Nur içinde yatsın, babannem 3 çeşit insan olduğuna inanırdı: Gavurlar, yezitler ve bektaşiler. Gavurlar öldürürdü. Çocukluğu balkan savaşı yılları, köylerini bir bulgar çeteler, bir yunan çeteler basıyormuş. Erkekler silahlanmış, çocukları dağlarda saklamışlar o yüzden gavur öldürür derdi ama yezit süründürürdü. Eline, diline düşmemek lazımdı. Babannem sünni demeyi bilmezdi.( O zamanlar alevi sözcüğü de yaygın değil) varsa yoksa bektaşiler, yüzümüzü ancak onlar güldürebilirdi. İnancina çok bağlıydı. Yalovadan bir bektaşi köyüne 7-8 km yürüyerek Cem'e katılır, gece de aynı yolu dönerlermiş. Muharremde orucunu tutardı, Ramazan da ise bir yudum su ile orucunu bozar, ardından " bizi yezitlerden eyleme Allah'ım" diye dua ederdi. Aç kalırım ama Ramazan tutmam derdi. Allah Rahmet eylesin, bu dünyadan geldi geçti, çok çekti ama inancından dönmedi.
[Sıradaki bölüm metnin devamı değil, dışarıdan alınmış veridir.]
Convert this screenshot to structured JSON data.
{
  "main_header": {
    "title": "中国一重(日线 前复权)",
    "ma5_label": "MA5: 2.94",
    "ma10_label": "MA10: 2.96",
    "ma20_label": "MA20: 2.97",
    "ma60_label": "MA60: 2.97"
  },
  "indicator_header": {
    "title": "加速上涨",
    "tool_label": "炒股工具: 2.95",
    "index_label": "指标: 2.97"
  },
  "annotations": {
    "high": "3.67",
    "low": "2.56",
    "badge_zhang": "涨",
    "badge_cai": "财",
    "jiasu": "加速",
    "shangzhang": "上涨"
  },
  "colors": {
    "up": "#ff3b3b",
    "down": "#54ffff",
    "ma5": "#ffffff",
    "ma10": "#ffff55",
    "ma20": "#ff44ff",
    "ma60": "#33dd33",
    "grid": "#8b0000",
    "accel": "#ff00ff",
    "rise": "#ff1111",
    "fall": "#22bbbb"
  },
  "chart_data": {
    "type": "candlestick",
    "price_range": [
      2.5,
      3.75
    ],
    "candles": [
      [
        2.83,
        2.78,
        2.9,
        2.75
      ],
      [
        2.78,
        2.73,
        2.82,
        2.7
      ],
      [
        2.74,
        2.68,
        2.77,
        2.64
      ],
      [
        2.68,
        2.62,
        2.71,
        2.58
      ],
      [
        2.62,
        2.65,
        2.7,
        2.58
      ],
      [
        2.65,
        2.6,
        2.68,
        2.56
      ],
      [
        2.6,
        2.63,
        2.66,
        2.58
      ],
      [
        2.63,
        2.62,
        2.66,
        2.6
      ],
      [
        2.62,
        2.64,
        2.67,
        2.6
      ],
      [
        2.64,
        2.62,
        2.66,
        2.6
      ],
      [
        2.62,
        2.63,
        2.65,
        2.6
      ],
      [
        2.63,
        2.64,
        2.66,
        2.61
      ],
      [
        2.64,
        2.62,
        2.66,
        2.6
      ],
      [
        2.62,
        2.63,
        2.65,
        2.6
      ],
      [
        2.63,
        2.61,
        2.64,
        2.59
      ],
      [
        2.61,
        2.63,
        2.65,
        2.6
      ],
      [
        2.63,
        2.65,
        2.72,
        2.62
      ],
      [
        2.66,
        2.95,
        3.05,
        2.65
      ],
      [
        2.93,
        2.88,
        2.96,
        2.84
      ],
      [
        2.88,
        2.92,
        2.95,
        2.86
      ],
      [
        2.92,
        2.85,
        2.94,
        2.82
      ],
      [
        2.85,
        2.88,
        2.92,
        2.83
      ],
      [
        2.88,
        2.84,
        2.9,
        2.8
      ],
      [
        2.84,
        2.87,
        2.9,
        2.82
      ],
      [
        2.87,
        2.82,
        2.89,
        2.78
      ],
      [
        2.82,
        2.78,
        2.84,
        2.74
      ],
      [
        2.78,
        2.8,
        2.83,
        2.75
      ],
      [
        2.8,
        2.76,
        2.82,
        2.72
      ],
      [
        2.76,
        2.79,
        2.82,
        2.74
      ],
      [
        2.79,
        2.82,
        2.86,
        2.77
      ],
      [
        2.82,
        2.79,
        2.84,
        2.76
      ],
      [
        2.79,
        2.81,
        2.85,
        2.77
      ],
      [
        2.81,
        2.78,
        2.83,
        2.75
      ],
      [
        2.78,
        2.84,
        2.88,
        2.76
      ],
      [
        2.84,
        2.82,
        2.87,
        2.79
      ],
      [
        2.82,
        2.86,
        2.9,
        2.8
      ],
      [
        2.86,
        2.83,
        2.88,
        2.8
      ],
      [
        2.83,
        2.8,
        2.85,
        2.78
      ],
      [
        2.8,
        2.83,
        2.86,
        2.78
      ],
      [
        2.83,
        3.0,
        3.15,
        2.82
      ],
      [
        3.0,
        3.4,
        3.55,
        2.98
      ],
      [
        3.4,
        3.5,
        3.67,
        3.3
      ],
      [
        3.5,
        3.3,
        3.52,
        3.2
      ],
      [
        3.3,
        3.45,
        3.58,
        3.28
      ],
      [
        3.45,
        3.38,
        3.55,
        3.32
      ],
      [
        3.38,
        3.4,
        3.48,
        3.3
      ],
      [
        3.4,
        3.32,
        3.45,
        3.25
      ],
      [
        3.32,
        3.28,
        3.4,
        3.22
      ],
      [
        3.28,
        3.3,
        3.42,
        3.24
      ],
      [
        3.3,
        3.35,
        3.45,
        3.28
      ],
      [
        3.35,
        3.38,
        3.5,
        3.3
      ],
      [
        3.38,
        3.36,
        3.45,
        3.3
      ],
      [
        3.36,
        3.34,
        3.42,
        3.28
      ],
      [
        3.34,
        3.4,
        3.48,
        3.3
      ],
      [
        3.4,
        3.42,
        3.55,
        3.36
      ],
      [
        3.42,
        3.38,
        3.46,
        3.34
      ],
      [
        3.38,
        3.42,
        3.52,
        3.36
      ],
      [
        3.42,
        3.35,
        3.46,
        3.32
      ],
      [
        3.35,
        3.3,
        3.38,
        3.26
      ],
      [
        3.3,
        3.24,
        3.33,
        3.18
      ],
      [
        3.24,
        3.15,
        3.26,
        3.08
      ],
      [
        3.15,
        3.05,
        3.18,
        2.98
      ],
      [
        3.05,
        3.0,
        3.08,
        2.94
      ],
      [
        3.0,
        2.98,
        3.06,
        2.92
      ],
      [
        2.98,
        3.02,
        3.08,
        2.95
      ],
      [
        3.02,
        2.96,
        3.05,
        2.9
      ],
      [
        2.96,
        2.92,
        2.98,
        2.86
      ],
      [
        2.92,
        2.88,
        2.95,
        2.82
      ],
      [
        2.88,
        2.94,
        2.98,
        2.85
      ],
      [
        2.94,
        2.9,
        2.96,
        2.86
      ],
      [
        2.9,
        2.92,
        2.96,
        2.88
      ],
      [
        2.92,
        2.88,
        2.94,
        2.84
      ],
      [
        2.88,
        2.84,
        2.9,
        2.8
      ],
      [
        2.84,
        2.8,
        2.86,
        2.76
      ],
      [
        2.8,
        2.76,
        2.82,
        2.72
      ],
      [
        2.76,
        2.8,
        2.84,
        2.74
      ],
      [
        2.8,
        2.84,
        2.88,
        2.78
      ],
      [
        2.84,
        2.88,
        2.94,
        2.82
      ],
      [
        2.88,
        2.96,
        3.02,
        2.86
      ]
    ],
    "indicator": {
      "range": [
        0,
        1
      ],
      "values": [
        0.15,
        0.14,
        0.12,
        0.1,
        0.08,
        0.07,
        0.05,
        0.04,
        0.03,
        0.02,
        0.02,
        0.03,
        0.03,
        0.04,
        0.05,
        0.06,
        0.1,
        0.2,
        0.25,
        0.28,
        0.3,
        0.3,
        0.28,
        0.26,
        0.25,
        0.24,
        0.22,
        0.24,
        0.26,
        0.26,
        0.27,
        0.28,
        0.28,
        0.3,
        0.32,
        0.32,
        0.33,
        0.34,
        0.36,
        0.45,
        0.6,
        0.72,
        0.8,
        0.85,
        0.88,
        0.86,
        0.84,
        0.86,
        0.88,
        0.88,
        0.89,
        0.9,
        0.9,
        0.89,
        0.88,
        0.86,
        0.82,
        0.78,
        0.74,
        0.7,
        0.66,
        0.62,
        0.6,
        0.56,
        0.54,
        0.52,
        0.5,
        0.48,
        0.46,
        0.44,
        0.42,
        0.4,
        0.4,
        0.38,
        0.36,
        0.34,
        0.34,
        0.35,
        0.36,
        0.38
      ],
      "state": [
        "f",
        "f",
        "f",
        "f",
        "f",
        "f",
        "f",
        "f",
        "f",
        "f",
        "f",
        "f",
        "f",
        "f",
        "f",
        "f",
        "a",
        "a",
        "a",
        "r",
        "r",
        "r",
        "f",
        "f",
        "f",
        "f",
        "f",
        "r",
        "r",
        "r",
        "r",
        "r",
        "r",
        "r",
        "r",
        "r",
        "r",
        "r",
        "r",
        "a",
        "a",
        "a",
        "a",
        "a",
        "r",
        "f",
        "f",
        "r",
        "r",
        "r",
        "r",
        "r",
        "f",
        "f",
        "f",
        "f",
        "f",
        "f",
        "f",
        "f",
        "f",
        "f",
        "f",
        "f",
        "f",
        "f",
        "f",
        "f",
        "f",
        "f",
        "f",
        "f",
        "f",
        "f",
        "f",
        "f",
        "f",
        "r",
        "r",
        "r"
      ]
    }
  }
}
Annemin babası, bir köy bektaşi dedebaba'sıydı. Bektaşi yol eğitimi almış, Kuranı okuyup anlayacak arapçası olan ama Türkçe tercih eden dedem, Hacı Bektaş Veli makalat'ına uygun olarak insanlar 4 bölüktür derdi. Biz tarikat ehli bölüktendik. İlk bölük şeriat ehli, ancak yasalarla dizginlenebilen insanlardı. (pes kibir ve haset ve buğz ve buhl ve adavet bunlarda hemandır./makalat'tan) Bir de maarifet ehli ve hakikat ehli vardı. Yezit bunlardan, 4 kapı 40 makamdan bilgisiz olanlardı.


Yezit'i öğrendikten sonra dedeme sordum: Allah nasıl ola ki.?

"Allah sensin, çünkü içinde ondan bir parça var. Buna enelhak denir. Her yaptığınyi ve doğruda sevinirsin, Allah da sevinir, her yanlışta üzülürsün Allah da üzülür. Her zaman Allah'ı ve senden beklediği iyi, güzel şeyleri düşünmelisin, yapmalısın" dedi. 9 yaşındaki küçücük omuzlara ağır sorumluluk. O günden bu yana taşıyabiliyorumdur umarım.


Bugünün çok kültürlü ortamında değişik inanç alanlarında gezinsem

de hep yoluma dönerim. Çiçeklerde gezinip kovanına dönen arı gibi. Tanrıya şükür bir kovanım var.

"ballar balını buldum/kovanım yağma olsun" diyen de var,


Ben oralara gelmedim. Kendi halimce yaşıyorum. Şu şiir aklıma geldi :eşrefoğlu al haberi /arı biziz bal bizdedir /72 dil bizdedir. Duam şöyle : acep Ali'm bize yol verir mola /erenler de bize gül verir mola. Bilgiyle ve sevgiyle aydınlanavağımız günler diliyorum hepimize. "yürü can gözünü aç" diyor Mevlana. Can gözümüzü açalım, yezitlerden olmayalım. Kardeşlik olsun ülkemizde. Tanrı, devletimizi, milletimizi korusun.